Siempre he pensado que entre las mujeres de mi familia existía una maldición. Mi abuela fue una viuda joven con tres críos, a mi madre la abandonó su marido y yo convivo con una persona que no me quiere. Somos mujeres sin amor, por mucho que lo deseemos.
Pero ahora empiezo a cuestionar todo. Hace un mes mi querida abuela falleció. Heredé su casa y su consejo de que me reinventara. Yo, la miedosa que no arriesga, ni se separa ni cambia de trabajo. Entre sus cosas encontré una caja de cartón con cartas y una nota que ponía: Para quemar. No pude resistirme a cotillear y me sorprendió ver que eran cartas apasionadas de un desconocido. Hablaban de encontrarse en una playa, a la luz de las hogueras de San Juan, de dejarse llevar, de amar. Nunca lo hizo, nunca dejó a sus hijos.

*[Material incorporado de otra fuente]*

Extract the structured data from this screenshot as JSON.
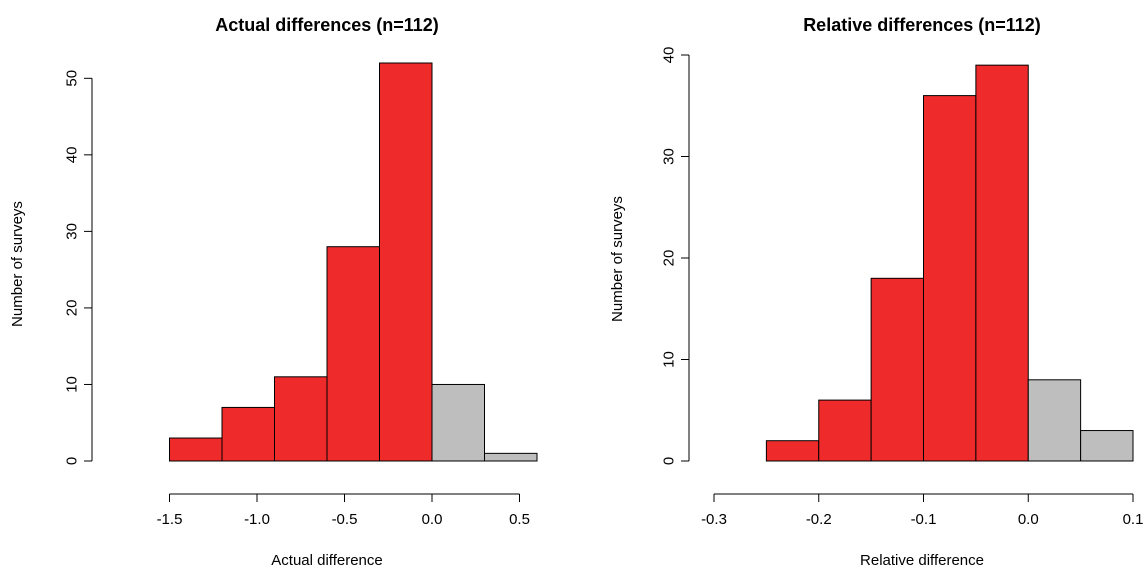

Hoy es 24 de junio, estoy en un tren y acaricio la caja en mi regazo. Me siento excitada como una adolescente de cuarenta años que se va de casa. Por la noche en la playa, noto el calor del fuego en mis mejillas, todos cantan y bailan, están locos, estoy loca. Me acerco al fuego, lanzo la caja. Veo como arde. Un impulso desconocido hace que me quite la alianza con rabia y la arroje también. Salto de alegría. El bolso me pesa, me sobra, pero una pizca de coherencia hace que solo saque la tarjeta de fichaje del trabajo y en milésimas de segundos la veo volar hacia el fuego. Miro como se derrite, sonrío. En ese momento siento su presencia, es insistente. Curioseo a través del fuego y noto como unos ojos negros y profundos me están examinando. Nos quedamos enganchados con la mirada, nos decimos todo y nada. Nos reconocemos, saltamos.